4) Atac: i mezzi pubblici a Roma sono ciò che di peggio si possa sperimentare in materia. Ciò che si narra su Atac Roma non è una leggenda metropolitana, vi giuro, è tutto vero! Forse è pure peggio. Aspetti un autobus anche per più di un'ora e, a volte, quando arriva è fuori servizio o deve andare in deposito... La metropolitana è in condizioni pietose: sporca, maleodorante, sempre stracolma di persone e i vagoni spesso vetusti, stai lì con l'idea che contrarrai l'ebola da un minuto all'altro e che nessuno ti potrà salvare... Da quando ho incontrato Atac ho rivalutato AMT Genova e non mi lamento più di Trenitalia. Fate voi in che condizioni versa il trasporto pubblico romano. I primi mesi perdevo le staffe praticamente tutti i giorni, ormai ho fatto di necessità virtù ed ho elaborato percorsi alternativi. Flessibilità e problem solving sono fondamentali per sopravvivere nella giungla della capitale!
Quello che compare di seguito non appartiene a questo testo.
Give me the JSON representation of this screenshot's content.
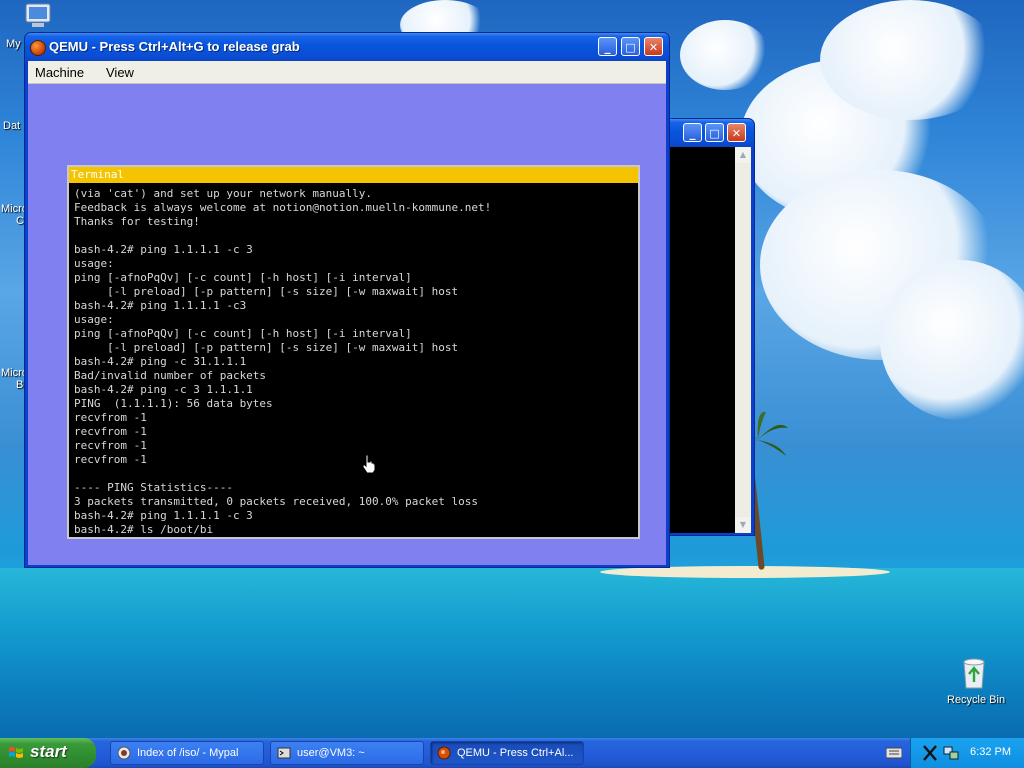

Ecco qui le quattro verità incontrovertibili che ho imparato in questi pochi mesi. Stare qui, in ogni caso, mi piace perché, al di là delle indiscutibili motivazioni personali che da sole basterebbero, in realtà sto scoprendo nuovi luoghi, modi di vivere e le persone mi piacciono anche per il continuo casino che fanno, compensano il mio amore per il silenzio alla fine!